Of course, the answer is we can't.

 We cannot possibly know what impact our words and actions will have on the faith journey of another person but we can actively and consciously seek to be loving, positive, kind and gracious. We can't possibly know whether our actions will impact them largely or be forgotten, but how would you want to be remembered when their story is finally over? How do you want to be remembered when they're standing on a stage somewhere, whether it be here or in Heaven, telling their story? Do you want to be the person who turned them away from faith because you just wanted to be right? Or do you want to be remembered as being Jesus with skin on to them? Do you want them to look back at the sum of all their years and remember that you gave limitless grace, solicited guidance and gentle love?

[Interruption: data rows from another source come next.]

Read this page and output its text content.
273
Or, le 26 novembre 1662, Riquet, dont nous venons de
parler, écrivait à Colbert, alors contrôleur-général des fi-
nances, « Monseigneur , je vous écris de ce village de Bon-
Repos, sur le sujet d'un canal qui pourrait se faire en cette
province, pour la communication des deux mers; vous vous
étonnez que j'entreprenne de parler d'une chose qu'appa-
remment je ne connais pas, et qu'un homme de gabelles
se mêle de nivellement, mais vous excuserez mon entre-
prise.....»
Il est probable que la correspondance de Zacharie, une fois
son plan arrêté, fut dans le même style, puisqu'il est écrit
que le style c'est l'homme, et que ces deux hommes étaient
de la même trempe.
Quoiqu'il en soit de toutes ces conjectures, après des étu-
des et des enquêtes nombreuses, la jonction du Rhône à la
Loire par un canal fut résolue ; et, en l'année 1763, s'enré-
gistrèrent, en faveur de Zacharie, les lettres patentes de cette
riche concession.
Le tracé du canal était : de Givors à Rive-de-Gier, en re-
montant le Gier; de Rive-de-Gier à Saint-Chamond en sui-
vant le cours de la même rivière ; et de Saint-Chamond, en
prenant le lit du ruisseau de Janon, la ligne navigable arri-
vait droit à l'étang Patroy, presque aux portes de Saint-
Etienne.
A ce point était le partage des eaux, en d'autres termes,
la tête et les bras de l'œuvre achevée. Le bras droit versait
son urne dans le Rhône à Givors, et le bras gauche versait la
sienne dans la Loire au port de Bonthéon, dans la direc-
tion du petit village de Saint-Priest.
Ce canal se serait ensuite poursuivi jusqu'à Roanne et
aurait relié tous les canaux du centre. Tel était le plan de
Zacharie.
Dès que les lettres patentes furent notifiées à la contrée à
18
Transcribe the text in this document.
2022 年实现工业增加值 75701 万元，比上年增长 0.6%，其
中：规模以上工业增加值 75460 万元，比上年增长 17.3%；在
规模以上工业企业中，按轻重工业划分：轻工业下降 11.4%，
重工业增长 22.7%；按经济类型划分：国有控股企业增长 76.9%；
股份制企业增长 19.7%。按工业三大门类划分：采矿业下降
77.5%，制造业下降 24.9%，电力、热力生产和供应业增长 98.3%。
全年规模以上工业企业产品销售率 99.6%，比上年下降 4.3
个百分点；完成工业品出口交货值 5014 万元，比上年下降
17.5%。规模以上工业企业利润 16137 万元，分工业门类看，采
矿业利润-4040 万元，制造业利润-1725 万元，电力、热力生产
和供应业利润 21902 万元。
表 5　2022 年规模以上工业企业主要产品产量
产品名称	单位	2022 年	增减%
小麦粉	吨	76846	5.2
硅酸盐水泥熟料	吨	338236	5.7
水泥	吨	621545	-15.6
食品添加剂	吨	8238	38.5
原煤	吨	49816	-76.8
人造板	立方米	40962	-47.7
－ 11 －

That's exactly what I want someone to say about me. I'm sure part of my legacy will be that I swore a lot and that you never had to guess what I was thinking. I hope it will include that I was an awesome mama to Fifi and that I gave my resources more than I saved them for myself. I hope someone will say I was so funny they peed in their pants one time and then I hope they'll tell the story that made them lose control of their bladder. But I also hope that I'll be remembered for leading by example rather than by force and that I did my very best to regift all the grace that has been given to me. I hope that someone will say that even when I disagreed with them, they didn't feel like I was damning them to Hell because I had fancied myself a holy judge.

That should be the goal of every Christian because representing God, glorifying Him and presenting the story of Jesus never looks like hurling Bible verses at someone before you've entered into meaningful friendship with them, before you know their history, before you've shared a drink or a meal, before they've invited you into their home and made a place for you in their life. And those things take time. Sometimes decades. It was twenty years before I told anyone that I was molested in church. It was five more before I admitted to anyone what a lasting impact it had on me. And even still, it was three more years before I got up in church and proclaimed that I used to think they were all full of shit for believing in something they couldn't see. It was 60 seconds after that when I told them that I was one of them and they weren't so full of it after all. God doesn't measure time like we do. That doesn't mean He can't use us.

How will you allow yourself to be used?